Can we not just have a whitelist for allowed crawlers and ban the rest by default? Then places like DuckDuckGo and Google can provide a list of IP addresses that their crawlers will come from. Then simply just don't include major LLM providers like OpenAI
How do you distinguish crawlers from regular visitors using a whitelist? As stated in the article, the crawlers show up with seemingly unique IP addresses and seemingly real user agents. It's a cat and mouse game.
Only if you operate on the scale of Cloudflare, etc. you can see which IP addresses are hitting a large number of servers in a short time span.
(I am pretty sure next they will hand out N free LLM requests per month in exchange of user machines doing the scraping if blocking gets more succesful.)
I fear the only solution in the end are CDNs, making visits expensive using challenges, or requiring users to log in.
How are the crawlers identifying themselves? If it's user agent strings then they can be faked. If it's cryptographically secured then you create a situation where newcomers can't get into the market.

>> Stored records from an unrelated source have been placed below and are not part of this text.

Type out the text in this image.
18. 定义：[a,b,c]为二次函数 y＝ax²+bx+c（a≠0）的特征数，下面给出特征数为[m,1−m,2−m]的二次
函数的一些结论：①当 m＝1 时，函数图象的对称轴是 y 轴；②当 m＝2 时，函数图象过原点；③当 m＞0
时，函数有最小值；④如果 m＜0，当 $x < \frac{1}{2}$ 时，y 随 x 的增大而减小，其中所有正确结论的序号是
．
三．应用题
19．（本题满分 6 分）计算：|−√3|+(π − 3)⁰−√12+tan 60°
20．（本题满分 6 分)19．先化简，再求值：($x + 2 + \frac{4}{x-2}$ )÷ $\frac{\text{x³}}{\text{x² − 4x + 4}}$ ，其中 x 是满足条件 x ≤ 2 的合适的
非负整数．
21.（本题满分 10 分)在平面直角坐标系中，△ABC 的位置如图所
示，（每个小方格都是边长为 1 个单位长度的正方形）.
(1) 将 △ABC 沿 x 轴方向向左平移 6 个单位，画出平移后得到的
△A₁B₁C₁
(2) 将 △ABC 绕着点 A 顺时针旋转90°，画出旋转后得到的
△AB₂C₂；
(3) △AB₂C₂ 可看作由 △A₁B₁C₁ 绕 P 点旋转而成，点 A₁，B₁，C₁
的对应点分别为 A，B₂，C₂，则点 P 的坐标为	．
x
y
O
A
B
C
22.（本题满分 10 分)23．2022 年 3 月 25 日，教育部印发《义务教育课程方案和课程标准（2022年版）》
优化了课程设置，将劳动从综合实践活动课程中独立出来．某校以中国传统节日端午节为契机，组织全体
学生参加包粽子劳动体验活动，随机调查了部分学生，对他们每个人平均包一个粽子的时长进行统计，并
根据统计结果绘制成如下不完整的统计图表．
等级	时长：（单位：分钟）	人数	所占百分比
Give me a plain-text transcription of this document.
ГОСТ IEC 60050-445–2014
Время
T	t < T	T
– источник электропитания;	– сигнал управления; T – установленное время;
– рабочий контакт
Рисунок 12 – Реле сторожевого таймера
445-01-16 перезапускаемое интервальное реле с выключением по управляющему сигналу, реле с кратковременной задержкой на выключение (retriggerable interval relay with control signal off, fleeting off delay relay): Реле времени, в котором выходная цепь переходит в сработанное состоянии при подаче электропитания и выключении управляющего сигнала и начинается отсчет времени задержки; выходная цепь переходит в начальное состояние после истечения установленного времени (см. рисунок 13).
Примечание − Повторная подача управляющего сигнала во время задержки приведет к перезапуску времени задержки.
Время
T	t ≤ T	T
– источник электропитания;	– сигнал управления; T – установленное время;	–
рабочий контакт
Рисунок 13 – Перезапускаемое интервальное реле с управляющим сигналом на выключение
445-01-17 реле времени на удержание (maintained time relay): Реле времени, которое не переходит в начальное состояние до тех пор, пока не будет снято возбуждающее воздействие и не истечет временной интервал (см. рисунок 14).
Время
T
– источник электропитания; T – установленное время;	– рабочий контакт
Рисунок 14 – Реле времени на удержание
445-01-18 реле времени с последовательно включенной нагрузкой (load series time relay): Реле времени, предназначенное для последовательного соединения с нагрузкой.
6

This sort of positive security model with behavioural analysis is the
future. We need to get it built-in to Apache,Nginx,Caddy etc. The
trick is spotting crawlers from users. It can be done though.
Or an open list of IPs that are identified as AI companies that is updated regularly and firewalls can be easily updated with? (Same idea as open source AV)
> Or an open list of IPs that are identified as AI companies that is updated regularly and firewalls can be easily updated with? (Same idea as open source AV)
I don't really know about this proposal; the majority of bots are going to be coming from residential IPs the minute you do this.[1]
[1] The AI SaaS will simply run a background worker on the client to do their search indexing.